6 Octobre 2025
Le 06/ 10/ 2025 :
- Hier, R-Claude m'a un peu déstabilisé en me parlant de Don Quichotte, qui échappait à notre analyse du Chapitre 3 des Mots et des Choses (voir ici)
— 🤖 citant Foucault :"Don Quichotte dessine le négatif du monde de la Renaissance ; l'écriture a cessé d'être la prose du monde ; les ressemblances et les signes ont dénoué leur vieille entente ; les similitudes déçoivent, tournent à la vision et au délire ; les choses demeurent obstinément dans leur identité ironique : elles ne sont plus que ce qu'elles sont ; les mots errent à l'aventure, sans contenu, sans ressemblance pour les remplir ; ils ne marquent plus les choses ; ils dorment entre les feuillets des livres au milieu de la poussière."
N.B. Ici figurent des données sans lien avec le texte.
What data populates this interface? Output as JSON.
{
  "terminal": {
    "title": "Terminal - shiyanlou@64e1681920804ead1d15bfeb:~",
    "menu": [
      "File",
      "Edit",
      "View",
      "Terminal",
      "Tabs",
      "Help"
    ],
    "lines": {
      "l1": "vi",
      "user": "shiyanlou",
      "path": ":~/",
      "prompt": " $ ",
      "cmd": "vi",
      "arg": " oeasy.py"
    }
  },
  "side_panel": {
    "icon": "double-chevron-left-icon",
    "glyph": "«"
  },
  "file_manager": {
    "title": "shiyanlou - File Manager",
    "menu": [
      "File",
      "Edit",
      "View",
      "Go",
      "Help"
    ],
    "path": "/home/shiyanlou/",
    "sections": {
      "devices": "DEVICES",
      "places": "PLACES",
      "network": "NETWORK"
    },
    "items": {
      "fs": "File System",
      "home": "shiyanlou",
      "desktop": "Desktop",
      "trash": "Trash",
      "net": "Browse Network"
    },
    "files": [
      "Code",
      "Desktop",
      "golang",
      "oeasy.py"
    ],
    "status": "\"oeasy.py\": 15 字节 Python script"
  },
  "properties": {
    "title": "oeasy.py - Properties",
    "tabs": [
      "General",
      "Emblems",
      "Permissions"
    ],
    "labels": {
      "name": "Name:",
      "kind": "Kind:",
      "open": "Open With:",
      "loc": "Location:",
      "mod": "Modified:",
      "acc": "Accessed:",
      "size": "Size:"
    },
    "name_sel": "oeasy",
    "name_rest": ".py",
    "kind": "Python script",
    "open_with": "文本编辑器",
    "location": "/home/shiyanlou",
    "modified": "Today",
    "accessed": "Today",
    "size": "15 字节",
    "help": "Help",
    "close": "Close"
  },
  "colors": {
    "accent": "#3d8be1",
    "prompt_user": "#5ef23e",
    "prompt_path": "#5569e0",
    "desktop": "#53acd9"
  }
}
Et, comme à l'accoutumée lorsque l'on m'agace, j'ai botté en touche en lui disant que Montaigne, qui lui aussi a passablement chevauché de par le Monde, n'avait rien à voir avec la nostalgie de Don Quichotte.
- Tu devrais revenir au chapitre 2 sans tarder, et revoir ta première analyse avec R-Claude.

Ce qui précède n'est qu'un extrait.